Osegundo "round" na tentativa de criação de uma pousada da ENATUR no Palácio do Freixo e nas antigas instalações das Moagens Harmonia, no Porto, está marcado para a reunião de Câmara da próxima terça-feira. A proposta do Grupo Pestana, que previa um investimento de 8,5 milhões de euros, foi chumbada em Fevereiro e ficou a promessa de um regresso.
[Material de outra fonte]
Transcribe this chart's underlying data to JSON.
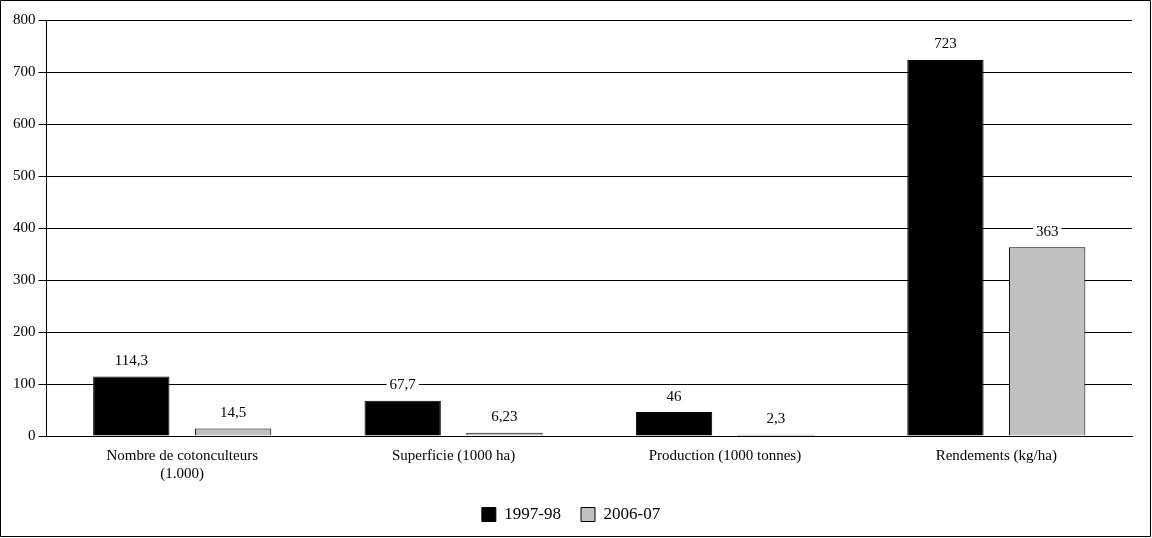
{
  "chart_data": {
    "type": "bar",
    "categories": [
      "Nombre de cotonculteurs (1.000)",
      "Superficie (1000 ha)",
      "Production (1000 tonnes)",
      "Rendements (kg/ha)"
    ],
    "series": [
      {
        "name": "1997-98",
        "color": "#000000",
        "values": [
          114.3,
          67.7,
          46,
          723
        ],
        "value_labels": [
          "114,3",
          "67,7",
          "46",
          "723"
        ]
      },
      {
        "name": "2006-07",
        "color": "#c0c0c0",
        "values": [
          14.5,
          6.23,
          2.3,
          363
        ],
        "value_labels": [
          "14,5",
          "6,23",
          "2,3",
          "363"
        ]
      }
    ],
    "ylim": [
      0,
      800
    ],
    "yticks": [
      0,
      100,
      200,
      300,
      400,
      500,
      600,
      700,
      800
    ],
    "grid": "y",
    "legend": "bottom"
  }
}
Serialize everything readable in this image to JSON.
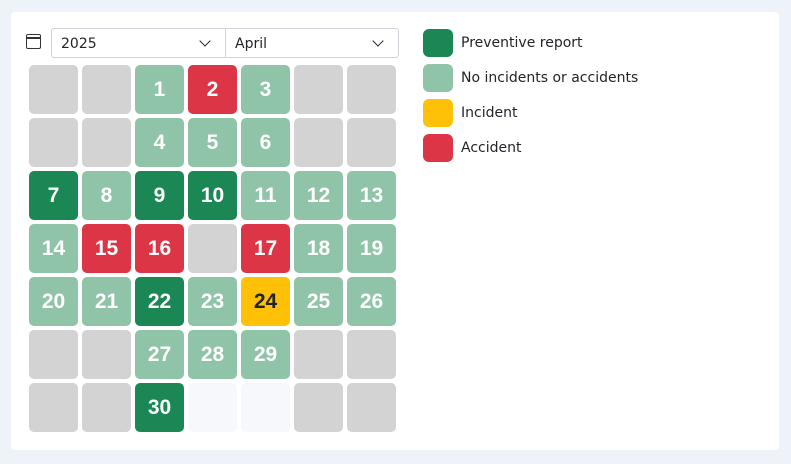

O documento será submetido, de novo, a votação, com algumas alterações. Fica garantido que o Grupo Pestana custeará a transferência do Museu da Ciência e Indústria para as instalações a indicar pela Câmara, que será a Alfândega. Já a autarquia, compromete-se a desenvolver as diligências necessárias para que o museu mantenha a sua actividade. Interessado em manter o projecto, que criará "50 postos de trabalho directos", o Grupo Pestana suportará, também, a manutenção dos jardins (a tarefa é cumprida actualmente pela autarquia) e assegurará a abertura do palácio e dos espaços verdes à visita do público, sem que perturbe o funcionamento da pousada.
A pensar na preservação da memória industrial da cidade, o protocolo, a celebrar entre a autarquia e a ENATUR, prevê a colocação de maquinaria e de outros objectos evocativos da história da indústria nas áreas de circulação do edifício das Moagens Harmonia (onde ficarão os quartos da pousada). O objectivo é que o edifício não perca a ligação ao passado fabril. Estes compromissos, já anunciados pelo grupo, passaram ao papel. Mas não são as únicas mudanças. A contrapartida financeira para a Câmara sofreu um ligeiro aumento.
O valor de um milhão de euros pela cedência dos dois imóveis, a atribuir ao Município, mantém-se, tal como a renda mensal de cinco mil euros, actualizável anualmente em função da taxa de inflação, durante os primeiros cinco anos. Ao sexto ano, a autarquia passa a receber 2500 euros mensais, mais 2% da facturação da pousada.
Na proposta chumbada em Fevereiro, os valores eram inferiores. Ao sexto ano, a renda seria de 2000 euros, acrescida de 1,5% da facturação. Este ligeiro crescimento visa convencer os vereadores da Oposição a viabilizar a instalação da pousada. A construção do centro de eventos, orçado em 2,5 milhões de euros, continua a depender da transferência do Museu de Imprensa para outro local. O projecto não foi reformulado e o Grupo Pestana mantém a intenção de executá-lo. Então, a autarquia procurará encontrar uma alternativa para instalar o museu, que será negociada.